The Possibility of Fireflies

The Possibility of Fireflies
written by Dominique Paul

I had read a favorable review by a blogger and decided I should really read this book as soon as I could. Now, upon reading it, I'm regretting that decision. This book has the most whiny, annoying, immature narrator who exists. She is your typical bratty kid who thinks the world is hers and she can get anything she wants. Her family life is a mess, and the book would have been a much better read if the focus had been on them since the very beginning, rather than cramming all the good stuff in the end. It was difficult to get into, difficult to read through, and a huge part of me didn't even want to try after some point.

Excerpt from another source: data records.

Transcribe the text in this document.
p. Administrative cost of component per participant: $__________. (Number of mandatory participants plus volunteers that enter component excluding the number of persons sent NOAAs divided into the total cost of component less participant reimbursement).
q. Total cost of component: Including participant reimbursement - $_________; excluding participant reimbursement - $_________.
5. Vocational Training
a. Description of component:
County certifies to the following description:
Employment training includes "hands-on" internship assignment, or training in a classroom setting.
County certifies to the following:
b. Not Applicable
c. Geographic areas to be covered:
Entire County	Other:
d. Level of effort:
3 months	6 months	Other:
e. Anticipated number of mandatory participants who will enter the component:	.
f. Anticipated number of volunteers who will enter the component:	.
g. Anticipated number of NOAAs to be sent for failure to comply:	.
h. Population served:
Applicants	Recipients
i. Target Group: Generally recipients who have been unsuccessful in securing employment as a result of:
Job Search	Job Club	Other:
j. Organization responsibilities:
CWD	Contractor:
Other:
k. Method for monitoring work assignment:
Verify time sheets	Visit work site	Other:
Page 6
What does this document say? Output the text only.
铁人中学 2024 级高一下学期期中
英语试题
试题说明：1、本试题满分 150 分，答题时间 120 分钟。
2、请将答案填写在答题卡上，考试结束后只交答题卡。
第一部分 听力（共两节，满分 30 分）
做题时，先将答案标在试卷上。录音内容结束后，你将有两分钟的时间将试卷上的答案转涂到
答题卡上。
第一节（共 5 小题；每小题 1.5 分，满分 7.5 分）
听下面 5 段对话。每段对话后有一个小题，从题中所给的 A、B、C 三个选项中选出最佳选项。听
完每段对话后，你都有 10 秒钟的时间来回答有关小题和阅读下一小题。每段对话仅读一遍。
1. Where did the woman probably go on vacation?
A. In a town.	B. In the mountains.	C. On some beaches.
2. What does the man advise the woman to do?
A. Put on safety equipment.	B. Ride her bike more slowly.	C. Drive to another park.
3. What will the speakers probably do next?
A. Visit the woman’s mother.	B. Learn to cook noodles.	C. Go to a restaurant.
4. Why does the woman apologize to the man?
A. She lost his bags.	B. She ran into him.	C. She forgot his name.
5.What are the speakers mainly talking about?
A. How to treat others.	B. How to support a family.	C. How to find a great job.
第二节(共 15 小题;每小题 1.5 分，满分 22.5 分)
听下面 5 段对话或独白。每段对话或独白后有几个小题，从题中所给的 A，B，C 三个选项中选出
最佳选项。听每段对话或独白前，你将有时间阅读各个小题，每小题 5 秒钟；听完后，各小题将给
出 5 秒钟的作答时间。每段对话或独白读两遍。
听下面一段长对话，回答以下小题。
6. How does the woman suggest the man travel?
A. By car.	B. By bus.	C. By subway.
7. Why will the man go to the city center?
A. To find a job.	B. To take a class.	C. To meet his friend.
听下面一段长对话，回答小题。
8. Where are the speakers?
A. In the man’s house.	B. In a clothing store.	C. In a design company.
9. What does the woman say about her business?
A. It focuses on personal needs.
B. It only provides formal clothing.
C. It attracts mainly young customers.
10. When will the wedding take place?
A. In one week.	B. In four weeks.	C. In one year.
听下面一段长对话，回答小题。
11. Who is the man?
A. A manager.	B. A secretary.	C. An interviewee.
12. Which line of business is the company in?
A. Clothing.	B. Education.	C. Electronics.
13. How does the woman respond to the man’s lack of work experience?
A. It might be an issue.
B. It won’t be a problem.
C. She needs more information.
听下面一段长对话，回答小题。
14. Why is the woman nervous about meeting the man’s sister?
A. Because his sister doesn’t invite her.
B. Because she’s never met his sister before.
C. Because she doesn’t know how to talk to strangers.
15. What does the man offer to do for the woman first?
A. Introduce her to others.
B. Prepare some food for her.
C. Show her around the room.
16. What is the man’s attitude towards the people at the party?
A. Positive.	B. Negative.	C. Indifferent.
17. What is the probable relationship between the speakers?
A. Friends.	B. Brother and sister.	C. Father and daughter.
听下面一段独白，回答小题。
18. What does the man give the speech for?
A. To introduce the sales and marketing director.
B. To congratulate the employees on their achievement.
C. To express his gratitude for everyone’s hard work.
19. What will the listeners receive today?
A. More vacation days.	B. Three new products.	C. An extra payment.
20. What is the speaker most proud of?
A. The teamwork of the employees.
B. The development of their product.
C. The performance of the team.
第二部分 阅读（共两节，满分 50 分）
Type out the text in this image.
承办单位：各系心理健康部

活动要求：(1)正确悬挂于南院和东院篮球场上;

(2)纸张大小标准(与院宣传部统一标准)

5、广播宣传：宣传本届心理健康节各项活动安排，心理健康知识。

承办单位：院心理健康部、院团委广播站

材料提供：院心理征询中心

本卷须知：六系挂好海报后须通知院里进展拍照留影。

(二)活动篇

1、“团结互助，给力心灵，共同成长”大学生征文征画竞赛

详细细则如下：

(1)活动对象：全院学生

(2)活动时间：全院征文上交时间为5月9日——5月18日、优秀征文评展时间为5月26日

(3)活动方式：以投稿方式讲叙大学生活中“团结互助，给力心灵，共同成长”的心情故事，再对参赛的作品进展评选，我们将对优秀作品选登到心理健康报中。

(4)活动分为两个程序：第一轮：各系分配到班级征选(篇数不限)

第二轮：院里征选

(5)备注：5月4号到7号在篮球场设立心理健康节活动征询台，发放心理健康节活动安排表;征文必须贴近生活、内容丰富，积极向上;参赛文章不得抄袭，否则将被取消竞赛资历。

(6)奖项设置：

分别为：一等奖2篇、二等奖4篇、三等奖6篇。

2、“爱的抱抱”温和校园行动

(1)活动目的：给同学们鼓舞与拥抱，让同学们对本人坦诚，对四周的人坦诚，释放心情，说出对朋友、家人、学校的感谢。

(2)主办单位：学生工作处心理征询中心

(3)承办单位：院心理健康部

It's just a ridiculously shallow book with a shallow girl. There are some deeper parts, but they all occur in the last two chapters. Ellie gives girls everywhere a bad name. You know it's bad when a 14 year old decides that she is old enough to lose her virginity, and almost succeeds.

Rating: 1.5/5


  1. Ew, yeah, I don't think I'll be adding this one to my list. Thanks.

  2. Anonymous2.11.09

    this book is soo amazing i luvv it and reccomend it to every1

  3. destiny2.11.09

    i rly luvv dis book and i connected with the characters good job Dominique:)

  4. I have never ever responded to one of my reviews, but couldn't help myself in this case. A dear friend once told me that people's opinions are about THEM and not to take them personally. Since my book elicited such a strong reaction from the reviewer (who also posted this on Amazon), I feel compelled to continue the dialogue.

    The narrator, Ellie, is caught in the middle of a bad family situation. She is wise and mature....for a 14-year-old that is... and does the best she can with her inherent gifts and limited life experience. I was not trying to write a social commentary with Fireflies, but rather to simply convey the emotional truth of being 14 and feeling alone. I think this is why my book resonates the way it does with my young readers. They feel I understand them, not as though I am preaching to them. And thus, from an honest place, a real dialogue can begin.

    Shutting someone down because you deem them to be immoral, or judging someone as "shallow" when you have not walked in their shoes simply shuts the door. Now nothing real can happen. They are declared wrong, you are declared right and the conversation is over. I have never found this approach to life very interesting and would never choose to write from this point of view. Perhaps instead of bashing my book in a way that was personal, you could have examined yourself and your beliefs with curiosity: Why is this book irritating me? What is it bringing up for me as a woman? As a mother?

    Thank you for taking the time to review my book, I hope that you will see my comments as an opportunity for growth. Maybe you will take the to examine your life and your judgements before bashing someone else's work on the internet.